Everything is round in the end. The earth is round and, in the world of imagination, there should also be an inevitable curvature which resists all flattening, all linearity, all programming.

Another effect of the monstrosity of these super-objects, of these object-models, is that the city and the whole urban context become remnants and waste products. That is the result of the global enterprise of ideal programming, of artificial modelling of the world, the specialization and centralization of functions that the modern metropolis obviously symbolizes, and of the world-wide extension of these artificial ensembles. In producing these model cities, these model functions, we make all the rest waste, residue, a useless vestige. If you build a motorway, supermarket or super city, you automatically make everything around it into desert. If you create ultra-fast automatic networks, or fixed circulation, you immediately make all traditional exchange space a deserted area. The same is true of motorways, which create a desert of land around them. It will be the same with the information superhighway, which will result in a future desert, a communications sub-underworld of all the informatically excluded and exiled, to say nothing of the mental desert made of all the brains put out of technical work by artificial intelligence networks. On a far grander scale, these will be the descendants of the exiles from the world of work who are today’s millions of unemployed.


1 This paper is Chapter Three from Francesco Proto’s Mass, Identity, Architecture: The Architectural Writings of Jean Baudrillard. London: John Wiley and Sons, (2nd Edition), 2006. See: http://ca.wiley.com/WileyCDA/WileyTitle/productCd-0470090197.html It is preceded here by Proto’s Introduction to the second edition and Mike Gane’s foreword to the book. Reprinted with permission.
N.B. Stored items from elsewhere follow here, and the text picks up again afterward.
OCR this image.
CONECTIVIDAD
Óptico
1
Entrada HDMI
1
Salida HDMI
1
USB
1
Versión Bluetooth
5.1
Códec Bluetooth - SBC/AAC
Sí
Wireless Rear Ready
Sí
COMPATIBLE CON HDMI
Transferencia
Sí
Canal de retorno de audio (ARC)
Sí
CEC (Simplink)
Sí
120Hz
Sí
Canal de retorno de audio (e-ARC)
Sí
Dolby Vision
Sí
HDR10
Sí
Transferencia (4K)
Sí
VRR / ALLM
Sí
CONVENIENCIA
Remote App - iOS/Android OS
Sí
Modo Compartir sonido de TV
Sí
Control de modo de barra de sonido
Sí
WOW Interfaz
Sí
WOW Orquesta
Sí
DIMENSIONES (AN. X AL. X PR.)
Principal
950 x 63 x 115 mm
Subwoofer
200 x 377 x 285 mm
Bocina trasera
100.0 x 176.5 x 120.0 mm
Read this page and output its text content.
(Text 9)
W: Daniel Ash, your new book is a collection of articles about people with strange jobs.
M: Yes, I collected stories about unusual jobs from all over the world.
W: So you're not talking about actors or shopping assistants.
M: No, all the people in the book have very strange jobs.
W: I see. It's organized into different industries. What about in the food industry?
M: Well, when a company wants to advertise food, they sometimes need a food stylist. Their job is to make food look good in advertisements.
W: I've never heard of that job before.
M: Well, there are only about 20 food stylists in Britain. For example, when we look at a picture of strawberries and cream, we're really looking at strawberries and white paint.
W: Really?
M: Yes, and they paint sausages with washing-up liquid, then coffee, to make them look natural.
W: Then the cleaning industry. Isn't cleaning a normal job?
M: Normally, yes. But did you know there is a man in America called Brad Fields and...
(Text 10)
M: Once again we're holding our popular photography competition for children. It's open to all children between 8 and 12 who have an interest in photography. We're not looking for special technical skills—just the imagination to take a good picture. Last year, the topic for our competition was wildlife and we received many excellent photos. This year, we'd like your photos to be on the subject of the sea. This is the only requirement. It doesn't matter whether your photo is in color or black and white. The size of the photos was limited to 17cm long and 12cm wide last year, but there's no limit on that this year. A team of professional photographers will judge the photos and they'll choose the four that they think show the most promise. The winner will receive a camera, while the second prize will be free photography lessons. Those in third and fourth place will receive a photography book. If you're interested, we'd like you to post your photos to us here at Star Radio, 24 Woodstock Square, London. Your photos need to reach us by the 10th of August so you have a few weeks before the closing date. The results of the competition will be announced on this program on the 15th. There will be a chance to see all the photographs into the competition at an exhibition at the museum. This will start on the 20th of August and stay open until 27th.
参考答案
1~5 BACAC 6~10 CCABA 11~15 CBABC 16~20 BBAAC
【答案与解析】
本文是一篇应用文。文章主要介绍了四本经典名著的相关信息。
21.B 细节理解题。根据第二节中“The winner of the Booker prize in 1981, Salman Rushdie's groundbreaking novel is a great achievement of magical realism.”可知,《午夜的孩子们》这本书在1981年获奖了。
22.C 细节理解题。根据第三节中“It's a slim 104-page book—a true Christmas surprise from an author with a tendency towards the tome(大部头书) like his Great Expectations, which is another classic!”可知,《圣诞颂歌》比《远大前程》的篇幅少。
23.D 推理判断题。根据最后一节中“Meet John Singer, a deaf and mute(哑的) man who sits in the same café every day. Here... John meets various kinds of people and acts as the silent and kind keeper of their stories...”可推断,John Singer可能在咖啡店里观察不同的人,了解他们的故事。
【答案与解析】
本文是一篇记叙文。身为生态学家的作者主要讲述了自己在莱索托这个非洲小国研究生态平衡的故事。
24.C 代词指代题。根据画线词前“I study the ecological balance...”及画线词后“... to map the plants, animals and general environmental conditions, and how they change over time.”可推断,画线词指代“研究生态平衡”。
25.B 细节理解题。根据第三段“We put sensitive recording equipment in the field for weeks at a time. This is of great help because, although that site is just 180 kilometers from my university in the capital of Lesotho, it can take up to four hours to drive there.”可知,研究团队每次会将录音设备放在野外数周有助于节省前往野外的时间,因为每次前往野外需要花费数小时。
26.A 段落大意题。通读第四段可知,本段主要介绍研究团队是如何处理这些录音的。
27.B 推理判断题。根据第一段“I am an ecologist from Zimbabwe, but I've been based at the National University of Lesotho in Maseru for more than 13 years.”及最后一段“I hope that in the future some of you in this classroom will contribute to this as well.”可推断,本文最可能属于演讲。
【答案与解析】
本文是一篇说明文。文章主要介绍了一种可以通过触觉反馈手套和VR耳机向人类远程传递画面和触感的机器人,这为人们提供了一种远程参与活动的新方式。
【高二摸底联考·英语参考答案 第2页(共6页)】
2 Jean Baudrillard. The Spirit of Terrorism. London: Verso, 2003:6.

3 This expression has been borrowed from Zygmunt Bauman’s essay in Chris Rojek and Bryan S. Turner (Editors), Forget Baudrillard? London: Routledge, 1993:22.

4 All references to chapters are to those in: Mass, Identity, Architecture: The Architectural Writings of Jean Baudrillard. London: John Wiley and Sons, 2006.

5 The following text, an a posteriori discussion of the World Trade Center in the light of the events that occurred on 11 September 2001, confirms Baudrillard’s hypothesis of the building as a symbolic epicentre of Western society’s implosion into the depthless metaphors of both economic and information systems. This quotation, from Baudrillard’s “Requiem for the Twin Towers” (in The Spirit of Terrorism, London: Verso, 2003:45-49, 50-52) is here offered as a final comment on this singular object which closes the series of analysis that, further exposed, appears in different excerpts.

6Bin Laden was inspired by Cinema”. Il Messaggero, 16 June 2003:15.

7 Jean Baudrillard. Fatal Strategies London: Pluto, 1990:153.